Last updated at Posted at 2014-12-12

要旨

B. Meyer. The outside-in method of teaching introductory programming. In Manfred Broy and Alexandre V. Zamulin, eds., Ershov Memorial Conference, volume 2890 of Lecture Notes in Computer Science, pages 66--78. Springer, 2003. に出てくる outside-in method (Inverted Curriculum)の自分なりの理解をメモとして残す。かなり自分(tomooda)の解釈を盛り込んでいるので、原著の正確な内容を知りたい人は 原著 に当たること。

背景

プログラミング導入教育では、最小限の言語機能を使って小さなプログラムを書くところから始まることが多い。例えば Hello World とか。配列に格納された数値の平均値を求める、など。それは学習者を森の中に放り込んで、森全体の形を見せずに木ばかりを見せることになるのではないか。C++やJavaで課題を与えると、ググル駆動開発でコピペで提出する学生が出る。コピペ開発は「再利用」の名に値しない(少なくとも工学的には)ものであり、望ましくない。プロフェッショナルなプログラミングに必要なのはシステムを「正しく構成する」ための能力だ。その重要な1つが、抽象能力である。従来の、小さな実装から始めるアプローチでは、抽象に辿り着くまでの道のりが長い。

外から中へ

「外から中へ」のアプローチは、その逆である。「外から中へ」のアプローチはソフトウェアを理解する最良の方法は高質なソフトウェアを「使う」ことだ、という仮説に基づいている。現代では多くの「プログラミング初心者」は既にコンピュータのユーザーだ。彼らの多くは普段からコンピュータプログラムを利用している。そこが出発点ではないのか。大きなプログラムを手にして、そのインターフェイス(API)からその内容を分解していき、小さなプログラムの実装に到達するのではないのか。プログラムを理解する視点を、消費者としてプログラムを外から見る視点から、開発者としてプログラムを中から見る視点に進めていく。それが逆転オブジェクト指向入門の背骨である。

外から見る

学習者はまずライブラリに触れる。ライブラリには高品質なモデルがあり、学習者は実装ではなくインターフェイス(契約)を通してモデルを理解する。これによって学習者は Hello World のようなオモチャではなく、意味のあるプログラムを構築することができる。

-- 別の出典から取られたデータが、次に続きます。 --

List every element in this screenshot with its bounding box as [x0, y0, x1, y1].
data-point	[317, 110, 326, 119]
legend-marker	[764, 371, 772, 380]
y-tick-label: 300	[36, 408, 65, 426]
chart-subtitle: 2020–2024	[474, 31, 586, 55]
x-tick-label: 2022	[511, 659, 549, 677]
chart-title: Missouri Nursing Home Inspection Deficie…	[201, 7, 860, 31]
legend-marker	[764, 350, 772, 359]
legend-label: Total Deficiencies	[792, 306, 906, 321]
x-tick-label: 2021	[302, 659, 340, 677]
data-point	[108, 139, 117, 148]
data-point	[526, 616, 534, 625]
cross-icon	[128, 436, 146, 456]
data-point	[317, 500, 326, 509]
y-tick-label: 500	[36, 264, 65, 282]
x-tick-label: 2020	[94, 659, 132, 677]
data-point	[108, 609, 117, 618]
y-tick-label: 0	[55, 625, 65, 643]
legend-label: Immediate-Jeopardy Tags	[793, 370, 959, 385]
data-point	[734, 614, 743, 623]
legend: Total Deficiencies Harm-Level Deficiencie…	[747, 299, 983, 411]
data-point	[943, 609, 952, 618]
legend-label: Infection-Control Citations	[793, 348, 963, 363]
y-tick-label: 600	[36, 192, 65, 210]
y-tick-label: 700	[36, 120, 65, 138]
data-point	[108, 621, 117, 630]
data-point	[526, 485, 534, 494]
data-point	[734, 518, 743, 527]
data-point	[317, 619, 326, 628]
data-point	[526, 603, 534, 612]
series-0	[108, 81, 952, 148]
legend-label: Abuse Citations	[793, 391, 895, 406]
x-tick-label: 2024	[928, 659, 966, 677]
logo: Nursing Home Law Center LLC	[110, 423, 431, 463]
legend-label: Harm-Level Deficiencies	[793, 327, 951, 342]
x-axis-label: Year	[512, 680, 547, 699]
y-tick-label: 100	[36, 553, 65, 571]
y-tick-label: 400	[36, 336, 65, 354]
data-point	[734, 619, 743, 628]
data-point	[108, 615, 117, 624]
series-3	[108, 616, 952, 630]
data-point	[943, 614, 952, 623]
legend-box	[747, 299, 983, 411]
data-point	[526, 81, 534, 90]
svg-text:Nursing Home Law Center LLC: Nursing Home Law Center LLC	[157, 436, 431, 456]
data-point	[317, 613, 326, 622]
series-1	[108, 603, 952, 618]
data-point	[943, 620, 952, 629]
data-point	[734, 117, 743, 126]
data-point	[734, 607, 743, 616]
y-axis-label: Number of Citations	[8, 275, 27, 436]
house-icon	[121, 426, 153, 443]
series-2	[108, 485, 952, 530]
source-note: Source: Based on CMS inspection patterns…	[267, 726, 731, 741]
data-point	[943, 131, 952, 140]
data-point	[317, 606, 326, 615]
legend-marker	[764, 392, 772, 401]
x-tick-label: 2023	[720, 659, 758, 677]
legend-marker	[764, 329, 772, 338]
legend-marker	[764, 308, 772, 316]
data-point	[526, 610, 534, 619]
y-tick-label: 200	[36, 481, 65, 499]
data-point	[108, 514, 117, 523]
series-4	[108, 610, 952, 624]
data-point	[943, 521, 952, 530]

原著者が提供するプログラミング入門クラスで学習者が最初に取り組む課題は、パリの観光客向けに地下鉄路線図をマップ上に表示してお勧めコースをゲーム感覚でグラフィカルに表示する、というものだ。合計12行の Eiffel プログラムで、本体は4行である。強力かつ高品質なクラスライブラリがあるために可能になっている。ここから中のメカニズムにだんだんと踏み込んでいくことで、(教育目的とはいえ)方便でごまかすことなく進んで行くことができる。

良い開発者になるためには抽象能力は欠かせない。プログラムを実装からではなくインターフェイスから理解することで、抽象というものがいかに重要なことなのかを理解することができる。

中から見る

そして学習者はプログラムの実装を学ぶ。あるコンポーネントは他のどのようなコンポーネントを利用しているのか。そのコンポーネントの契約が、他のコンポーネントの契約(事前条件、事後条件、不変条件など)を利用してどのように実現されているのかを理解する。正当性証明までする必要はない。
学習者は契約プログラミングに触れることでプログラミングを系統的で論理的なものとして理解することができ、ソフトウェア工学に進むことができる。プログラマの中には契約(事前条件、事後条件、不変条件)を怖がる者がいる。また、多くのプログラミング言語は契約のための言語機能を提供していない。高品質なライブラリと契約プログラミングのための機能を持った言語で「外から中へ」教えることで、学習者はプログラミングの基本としての数学を恐れることなく学ぶことができる。

まとめ

契約プログラミングとしてのオブジェクト指向を前提としたプログラミング導入教育の方法論の1つとして「外から中へ」進んで行く手法を紹介した。前提として、高品質なクラスライブラリ(もちろん質の高い契約が記述されていることを前提としている)が必要であり、Bertrand Meyer は Eiffel のクラスライブラリの利用を勧めている。

プロフェッショナルなプログラマを養成する大学でのカリキュラムとして興味深い提案である。コンピュータサイエンス専攻ではない大学生に対してはどうなのか。契約(論理式)の理解を必須とするのは敷居を高めるかもしれない。また、コンピュータサイエンス専攻の学生のうち一定数は既にプログラミング経験を持つが、彼らにとって提案手法はどのような効果があるのか。今後の研究や実践の進展が楽しみである。

補足

オブジェクト指向プログラミングといってもそれは単一の技術要素を示すのではなく、いくつかの共通要素を持つ複数の「流れ」が存在すると考えられる。

  • Smalltalkを始めとする、メッセージングを中心としたオブジェクト指向
  • C++を始めとする、抽象データ型の発展形としてのオブジェクト指向
  • Eiffelを始めとする、契約を系統化する枠組みとしてのオブジェクト指向
    原論文の著者である Bertrand Meyer は 契約プログラミングのためのプログラミング言語 Eiffel の設計者であり、また、多くの形式的仕様記述言語の言語設計や方法論に貢献した研究者である。今回対象としている論文はその Bertrand Meyer が取り組んでいるプログラミング導入教育のエッセンスを示している。また、彼がこの Inverted Carriculum を実践する時に使っているのが、自身が書き下ろした教科書 Touch of Class Learning to Program Well with Objects and Contractsである。